Updated Oct 02, 2023
Version 2.0
  • Hi Jason, thank you for this article on tables in iRules. I use tables in iRules to share data between virtuals. In this case I share a master key containing a service name. Just recently I discovered the tables aren't sync anymore on multi tmm instances. Perhaps you have a clue to sync tables again? Here are my logs. I add a session key into a subtable on one proxy and read it from another:

     

    Proxy 1:

     

    Aug  9 07:00:51 apmmuc01 info tmm7[14294]: Rule /way-software/WAY-AppAuthenticate-V2.3.01.iRule : REQ-A42-log: access to auth 483a86b149b2cfd5
    Aug  9 07:00:51 apmmuc01 info tmm7[14294]: Rule /way-software/WAY-AppAuthenticate-V2.3.01.iRule : REQ-A42-tbl: master key wayservices
    

    Proxy 2:

     

    Aug  9 07:00:51 apmmuc01 info tmm7[14294]: Rule /way-software/WAY-Authenticate-V2.1.03.iRule : APM-E02-log: session id is 483a86b149b2cfd5
    Aug  9 07:00:51 apmmuc01 info tmm7[14294]: Rule /way-software/WAY-Authenticate-V2.1.03.iRule : APM-I03-tab: master key wayservices
    

    By chance the two iRules share the same tmm.

     

    This is where it fails:

     

    Proxy 1:

     

    Aug  9 07:34:29 apmmuc01 info tmm4[14294]: Rule /way-software/WAY-AppAuthenticate-V2.3.02.iRule : REQ-A42-log: access to auth c6c405d09094e2ab
    Aug  9 07:34:29 apmmuc01 info tmm4[14294]: Rule /way-software/WAY-AppAuthenticate-V2.3.02.iRule : REQ-A42-tbl: master key wayservices
    

    Proxy 2:

     

    Aug  9 07:34:29 apmmuc01 info tmm1[14294]: Rule /way-software/WAY-Authenticate-V2.3.02.iRule : APM-E02-log: session id is c6c405d09094e2ab
    Aug  9 07:34:29 apmmuc01 info tmm1[14294]: Rule /way-software/WAY-Authenticate-V2.3.02.iRule : APM-I03-tab: master key
    

    The two iRules run on separate tmm. I use since 11.3 (2015) reliably, but recently I see this changed behavior. Do you have an idea what is wrong? The code itself is pretty simple:

     

    log local0. "REQ-A42-log: access to auth $JWTsessionKey"
    log local0. "REQ-A42-tbl: master key [table lookup -subtable $WayMasterTable $JWTsessionKey]"
    
    set tableKey [table lookup -subtable $WayMasterTable $sessionKey]
    log local0. "APM-E02-log: session id is $sessionKey]
    log local0. "APM-I03-tab: master key $tableKey"
    

    I would be more than happy I you could help.
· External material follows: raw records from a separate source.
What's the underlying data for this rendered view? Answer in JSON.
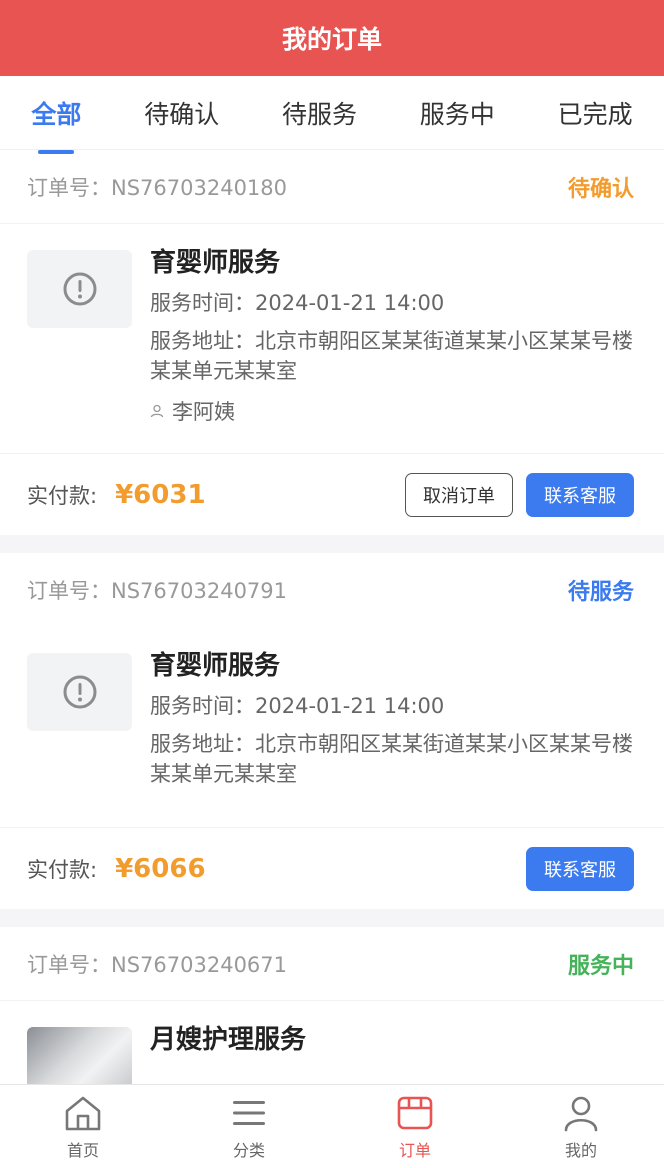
{
  "header": {
    "title": "我的订单"
  },
  "tabs": [
    {
      "label": "全部",
      "active": true
    },
    {
      "label": "待确认"
    },
    {
      "label": "待服务"
    },
    {
      "label": "服务中"
    },
    {
      "label": "已完成"
    }
  ],
  "orders": [
    {
      "order_no": "订单号：NS76703240180",
      "status": "待确认",
      "service_name": "育婴师服务",
      "time": "服务时间：2024-01-21 14:00",
      "address": "服务地址：北京市朝阳区某某街道某某小区某某号楼某某单元某某室",
      "person": "李阿姨",
      "pay_label": "实付款:",
      "amount": "¥6031",
      "cancel_label": "取消订单",
      "contact_label": "联系客服"
    },
    {
      "order_no": "订单号：NS76703240791",
      "status": "待服务",
      "service_name": "育婴师服务",
      "time": "服务时间：2024-01-21 14:00",
      "address": "服务地址：北京市朝阳区某某街道某某小区某某号楼某某单元某某室",
      "pay_label": "实付款:",
      "amount": "¥6066",
      "contact_label": "联系客服"
    },
    {
      "order_no": "订单号：NS76703240671",
      "status": "服务中",
      "service_name": "月嫂护理服务"
    }
  ],
  "tabbar": [
    {
      "label": "首页",
      "icon": "home-icon"
    },
    {
      "label": "分类",
      "icon": "menu-icon"
    },
    {
      "label": "订单",
      "icon": "order-icon",
      "active": true
    },
    {
      "label": "我的",
      "icon": "user-icon"
    }
  ],
  "colors": {
    "brand_red": "#e85451",
    "accent_blue": "#3b7bef",
    "price_orange": "#f39c2e",
    "status_green": "#46b35a"
  }
}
I assume I'm not the only one to use tables to share information between proxies.

     

    Cheers,

     

    Cay

     

  • Hi Cay, the process of sharing tables across TMM is slow relative to the flow of connection speed, so this is a somewhat expected behavior. You should definitely add some validation logic to handle the cases where no data is returned.

     

  • Hi Jason,

    I have contacted support on this issue. Finally the way it works is to use the same traffic group on all virtual ip addresses, since by default the tables are not synced across traffic groups. You may however choose to sync with

    tmsh modify sys db tmm.sessiondb.match_ha_unit value false
    tmsh save sys config
    

    Since I have not used this option no recommendation by my side. Perhaps this note helps the community.

    Thanks, Cay

  • I have an irule that's adding entries to a table called "tbltest". How do I view those entries in the session table from the CLI?